Eine Fluggesellschaft ruft zu einem Kurzgeschichten-Wettbewerb auf zum Thema Fliegen auf. Doch Kolumnistin Julia Siebert kann sich partout an keine spannenden Geschichten erinnern, die ihr im Flugzeug passiert sind.

Die tollsten, spannendsten und lustigsten Geschichten passieren im Flugzeug – behauptet eine bekannte Fluggesellschaft in ihrer Ausschreibung zu einem Kurzgeschichten-Wettbewerb. Stimmt ja gar nicht.

An Wettbewerben, die mit saftigen Preisen locken, nehme ich gerne teil. Und Geschichten schreibe ich auch gern. Und wenn es lustig oder spannend zugeht, ist das auch ganz nach meinem Geschmack. Und geflogen bin ich auch schon häufig. Und da habe ich allerhand erlebt. Alles klar, ich nehme teil! Ich setze mich mit gespitztem Bleistift an mein Schreibpult und lasse mein Hirn meine Reiseerlebnisse abspulen, auf der Suche nach passenden Anekdoten, die ich zu einem preisverdächtigen Beitrag verarbeiten kann. Immer wieder Flüge in Europa. Etliche Flüge nach und in Russland. Auch mal Indien. Amerika, jüngst und damals. Einige Situationen plöppen auf, jedoch: keine bahnbrechende Story! Das dollste, was ich mal erleben musste, war eine 29stündige Wartezeit am Flughafen in Omsk. Spektakulär fand ich allerdings nur die Stundenzahl, die wurde jedoch zuletzt von einem Freund getoppt, der fast eine Woche! in Irland auf seinen Flug warten musste. Wegen Smog.

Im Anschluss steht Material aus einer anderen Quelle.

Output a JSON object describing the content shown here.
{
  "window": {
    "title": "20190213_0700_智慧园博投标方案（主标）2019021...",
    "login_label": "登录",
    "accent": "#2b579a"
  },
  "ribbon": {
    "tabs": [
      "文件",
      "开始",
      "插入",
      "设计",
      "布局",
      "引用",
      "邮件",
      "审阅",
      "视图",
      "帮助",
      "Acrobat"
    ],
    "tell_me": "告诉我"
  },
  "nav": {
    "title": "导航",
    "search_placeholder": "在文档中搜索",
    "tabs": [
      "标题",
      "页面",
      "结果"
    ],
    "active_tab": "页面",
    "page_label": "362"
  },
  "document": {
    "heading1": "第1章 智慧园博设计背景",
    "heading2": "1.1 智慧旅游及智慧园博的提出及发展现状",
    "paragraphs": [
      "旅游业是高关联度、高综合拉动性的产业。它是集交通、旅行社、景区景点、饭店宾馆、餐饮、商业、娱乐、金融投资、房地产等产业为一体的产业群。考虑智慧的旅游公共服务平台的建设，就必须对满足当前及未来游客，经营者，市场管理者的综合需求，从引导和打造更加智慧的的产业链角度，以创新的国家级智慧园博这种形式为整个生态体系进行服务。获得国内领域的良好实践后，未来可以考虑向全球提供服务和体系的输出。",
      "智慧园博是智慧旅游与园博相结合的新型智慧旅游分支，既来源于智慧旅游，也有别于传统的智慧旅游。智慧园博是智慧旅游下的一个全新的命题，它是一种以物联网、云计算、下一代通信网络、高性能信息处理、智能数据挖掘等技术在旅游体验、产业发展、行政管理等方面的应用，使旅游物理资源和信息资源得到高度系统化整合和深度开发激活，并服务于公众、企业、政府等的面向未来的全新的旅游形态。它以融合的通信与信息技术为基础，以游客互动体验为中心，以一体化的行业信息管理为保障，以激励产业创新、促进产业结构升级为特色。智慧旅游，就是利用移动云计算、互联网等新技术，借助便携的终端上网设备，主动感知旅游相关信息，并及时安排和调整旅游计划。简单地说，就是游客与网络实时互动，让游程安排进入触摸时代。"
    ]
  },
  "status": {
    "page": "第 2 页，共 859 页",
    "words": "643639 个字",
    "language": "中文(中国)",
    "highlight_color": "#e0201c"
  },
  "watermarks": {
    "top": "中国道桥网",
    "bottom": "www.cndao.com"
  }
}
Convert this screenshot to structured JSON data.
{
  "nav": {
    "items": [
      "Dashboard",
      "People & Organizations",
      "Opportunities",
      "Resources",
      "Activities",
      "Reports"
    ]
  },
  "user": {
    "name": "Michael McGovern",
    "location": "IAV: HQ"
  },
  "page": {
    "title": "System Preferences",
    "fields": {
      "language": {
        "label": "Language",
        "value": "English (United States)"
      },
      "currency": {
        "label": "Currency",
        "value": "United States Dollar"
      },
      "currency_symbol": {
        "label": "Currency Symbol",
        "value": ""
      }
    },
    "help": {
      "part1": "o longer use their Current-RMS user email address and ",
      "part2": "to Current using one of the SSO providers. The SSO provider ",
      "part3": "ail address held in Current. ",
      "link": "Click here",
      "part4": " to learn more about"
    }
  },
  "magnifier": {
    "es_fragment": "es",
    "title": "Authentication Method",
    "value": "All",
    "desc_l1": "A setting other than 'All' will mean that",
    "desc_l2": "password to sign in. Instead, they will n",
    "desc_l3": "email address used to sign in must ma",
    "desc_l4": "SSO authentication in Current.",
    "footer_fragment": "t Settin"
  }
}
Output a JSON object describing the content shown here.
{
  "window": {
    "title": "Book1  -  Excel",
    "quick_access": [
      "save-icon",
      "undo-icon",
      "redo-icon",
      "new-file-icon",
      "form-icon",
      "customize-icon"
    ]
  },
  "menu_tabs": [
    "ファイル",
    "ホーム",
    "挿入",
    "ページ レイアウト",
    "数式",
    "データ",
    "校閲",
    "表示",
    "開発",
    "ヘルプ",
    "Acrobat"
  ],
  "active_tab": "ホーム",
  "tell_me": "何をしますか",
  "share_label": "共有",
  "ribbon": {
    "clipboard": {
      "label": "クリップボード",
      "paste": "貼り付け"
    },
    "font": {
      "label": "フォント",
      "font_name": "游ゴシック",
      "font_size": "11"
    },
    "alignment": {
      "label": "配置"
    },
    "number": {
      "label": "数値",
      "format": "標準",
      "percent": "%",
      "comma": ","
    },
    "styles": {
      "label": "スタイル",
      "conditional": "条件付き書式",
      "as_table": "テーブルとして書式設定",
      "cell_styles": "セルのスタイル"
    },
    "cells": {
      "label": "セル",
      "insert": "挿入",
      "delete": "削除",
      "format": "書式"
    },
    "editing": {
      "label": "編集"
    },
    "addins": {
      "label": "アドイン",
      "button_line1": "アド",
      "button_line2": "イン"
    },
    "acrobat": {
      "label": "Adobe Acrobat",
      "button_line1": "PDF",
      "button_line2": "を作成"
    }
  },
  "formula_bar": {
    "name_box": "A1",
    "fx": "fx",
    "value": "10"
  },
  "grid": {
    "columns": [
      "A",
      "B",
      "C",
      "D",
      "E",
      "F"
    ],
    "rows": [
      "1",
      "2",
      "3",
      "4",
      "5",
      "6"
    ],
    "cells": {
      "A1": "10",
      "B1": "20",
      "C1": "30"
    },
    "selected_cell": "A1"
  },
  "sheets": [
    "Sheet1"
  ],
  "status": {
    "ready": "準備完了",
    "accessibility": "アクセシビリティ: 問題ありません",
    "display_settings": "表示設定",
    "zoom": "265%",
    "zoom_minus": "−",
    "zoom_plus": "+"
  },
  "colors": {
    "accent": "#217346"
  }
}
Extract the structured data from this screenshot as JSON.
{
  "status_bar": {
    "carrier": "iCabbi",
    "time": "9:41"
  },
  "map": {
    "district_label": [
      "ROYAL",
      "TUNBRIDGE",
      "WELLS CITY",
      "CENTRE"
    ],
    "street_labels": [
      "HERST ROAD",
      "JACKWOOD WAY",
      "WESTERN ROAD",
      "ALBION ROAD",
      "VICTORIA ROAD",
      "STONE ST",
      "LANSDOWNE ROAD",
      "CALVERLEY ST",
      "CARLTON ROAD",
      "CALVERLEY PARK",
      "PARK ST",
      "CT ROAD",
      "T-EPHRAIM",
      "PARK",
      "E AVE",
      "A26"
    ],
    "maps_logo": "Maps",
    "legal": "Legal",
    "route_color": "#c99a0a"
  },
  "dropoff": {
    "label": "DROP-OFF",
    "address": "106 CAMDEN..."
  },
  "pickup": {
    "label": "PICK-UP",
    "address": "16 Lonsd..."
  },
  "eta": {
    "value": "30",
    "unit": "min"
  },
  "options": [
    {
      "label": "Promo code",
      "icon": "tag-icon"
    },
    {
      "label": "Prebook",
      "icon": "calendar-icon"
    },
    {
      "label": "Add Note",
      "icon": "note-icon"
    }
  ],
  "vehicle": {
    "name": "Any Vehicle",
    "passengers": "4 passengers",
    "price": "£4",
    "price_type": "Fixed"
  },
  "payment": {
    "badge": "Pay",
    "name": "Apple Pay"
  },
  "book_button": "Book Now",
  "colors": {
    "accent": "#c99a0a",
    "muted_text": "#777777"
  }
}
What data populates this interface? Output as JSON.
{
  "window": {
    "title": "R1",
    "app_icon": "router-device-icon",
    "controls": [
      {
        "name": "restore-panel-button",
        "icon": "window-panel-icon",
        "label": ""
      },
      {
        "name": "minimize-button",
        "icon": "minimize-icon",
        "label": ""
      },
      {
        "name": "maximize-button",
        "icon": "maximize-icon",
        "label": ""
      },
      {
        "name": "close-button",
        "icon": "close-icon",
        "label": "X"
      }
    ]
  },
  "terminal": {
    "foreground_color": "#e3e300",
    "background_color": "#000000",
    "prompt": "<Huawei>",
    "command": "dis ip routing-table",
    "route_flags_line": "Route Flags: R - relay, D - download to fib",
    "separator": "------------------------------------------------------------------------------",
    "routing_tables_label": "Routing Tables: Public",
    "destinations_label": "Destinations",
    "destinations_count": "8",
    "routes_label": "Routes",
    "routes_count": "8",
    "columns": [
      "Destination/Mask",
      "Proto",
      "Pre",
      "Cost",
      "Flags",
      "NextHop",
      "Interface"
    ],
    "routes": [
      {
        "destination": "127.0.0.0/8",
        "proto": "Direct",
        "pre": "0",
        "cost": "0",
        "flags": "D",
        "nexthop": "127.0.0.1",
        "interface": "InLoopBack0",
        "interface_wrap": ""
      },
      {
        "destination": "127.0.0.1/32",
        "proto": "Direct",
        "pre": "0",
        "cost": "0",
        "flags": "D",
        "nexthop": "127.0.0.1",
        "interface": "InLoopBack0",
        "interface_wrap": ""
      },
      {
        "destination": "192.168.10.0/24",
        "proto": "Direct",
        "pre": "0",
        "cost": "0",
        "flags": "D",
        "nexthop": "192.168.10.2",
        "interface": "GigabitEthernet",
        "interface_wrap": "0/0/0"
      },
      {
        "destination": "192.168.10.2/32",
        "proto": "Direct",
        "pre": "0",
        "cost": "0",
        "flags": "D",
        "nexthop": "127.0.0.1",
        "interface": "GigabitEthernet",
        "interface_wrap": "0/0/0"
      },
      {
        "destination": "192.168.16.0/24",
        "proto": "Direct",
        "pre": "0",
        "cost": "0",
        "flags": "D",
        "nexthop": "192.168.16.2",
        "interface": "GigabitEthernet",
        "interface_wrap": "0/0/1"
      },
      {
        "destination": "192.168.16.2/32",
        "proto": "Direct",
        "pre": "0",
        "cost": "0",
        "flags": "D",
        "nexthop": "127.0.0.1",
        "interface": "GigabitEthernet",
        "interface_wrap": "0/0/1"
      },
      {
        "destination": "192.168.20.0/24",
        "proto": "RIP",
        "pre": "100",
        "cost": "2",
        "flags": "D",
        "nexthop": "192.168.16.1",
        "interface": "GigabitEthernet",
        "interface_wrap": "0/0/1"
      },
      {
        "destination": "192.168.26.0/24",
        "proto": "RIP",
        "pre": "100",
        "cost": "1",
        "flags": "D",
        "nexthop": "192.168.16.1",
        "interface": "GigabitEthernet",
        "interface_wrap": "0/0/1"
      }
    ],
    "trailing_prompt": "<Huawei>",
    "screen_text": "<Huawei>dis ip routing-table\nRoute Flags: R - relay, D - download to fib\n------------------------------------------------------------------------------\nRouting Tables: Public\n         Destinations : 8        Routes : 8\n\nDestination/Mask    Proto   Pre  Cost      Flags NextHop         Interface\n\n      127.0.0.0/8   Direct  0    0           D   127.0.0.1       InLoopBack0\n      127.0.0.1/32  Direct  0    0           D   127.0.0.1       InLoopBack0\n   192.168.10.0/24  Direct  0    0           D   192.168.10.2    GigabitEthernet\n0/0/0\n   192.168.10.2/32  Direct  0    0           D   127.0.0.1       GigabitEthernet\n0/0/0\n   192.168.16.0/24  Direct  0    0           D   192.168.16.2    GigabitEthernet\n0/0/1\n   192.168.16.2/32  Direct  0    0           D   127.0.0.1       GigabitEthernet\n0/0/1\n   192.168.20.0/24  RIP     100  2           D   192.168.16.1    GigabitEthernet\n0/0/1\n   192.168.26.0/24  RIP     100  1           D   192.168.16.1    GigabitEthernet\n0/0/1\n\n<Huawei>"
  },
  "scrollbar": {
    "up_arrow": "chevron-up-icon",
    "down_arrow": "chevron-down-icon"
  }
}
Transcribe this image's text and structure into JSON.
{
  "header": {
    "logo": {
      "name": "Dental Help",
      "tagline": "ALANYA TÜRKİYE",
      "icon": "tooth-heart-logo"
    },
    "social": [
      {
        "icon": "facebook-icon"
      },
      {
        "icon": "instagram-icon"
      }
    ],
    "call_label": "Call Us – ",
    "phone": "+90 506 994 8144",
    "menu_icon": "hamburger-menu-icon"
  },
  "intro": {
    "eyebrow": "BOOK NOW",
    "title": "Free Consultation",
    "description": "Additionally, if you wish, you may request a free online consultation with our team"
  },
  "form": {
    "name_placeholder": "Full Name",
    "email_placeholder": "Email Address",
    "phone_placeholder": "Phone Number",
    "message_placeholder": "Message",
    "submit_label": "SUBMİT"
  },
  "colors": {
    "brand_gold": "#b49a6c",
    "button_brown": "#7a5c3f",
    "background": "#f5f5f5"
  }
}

Wenn ich Revue passieren lasse, wie meine Flüge abgelaufen sind: Es saß sich immer eng, viel zu eng. Die Sitznachbarn waren mehr oder weniger nett, viele reserviert, was OK war; einige dick, was nicht so OK war, da es für mich noch enger wurde. Die Leute vor oder hinter mir saßen unruhig, so dass ich entweder den Vordersitz ins Gesicht gedrückt bekam oder jemand von hinten an meinem Sitz ruckelte und stupste. Manchmal beides. Das Essen war meist essbar, aber nicht wirklich lecker. Es war mir immer zu laut, zu kalt oder zu warm, und ich war nach fast jedem Flug total gerädert. Ich war immer! neidisch auf die erste Klasse und war oft versucht, meine letzten Euro für ein Upgrade in die erste Klasse auszugeben. Die Flüge selbst waren meist öd. Einmal, nach Sarajevo, gab es heftige Turbulenzen. Aber ob öd oder turbulent, stets war ich heidenfroh, wenn der Flug endlich vorbei war. So, wie es halt mit dem Fliegen ist.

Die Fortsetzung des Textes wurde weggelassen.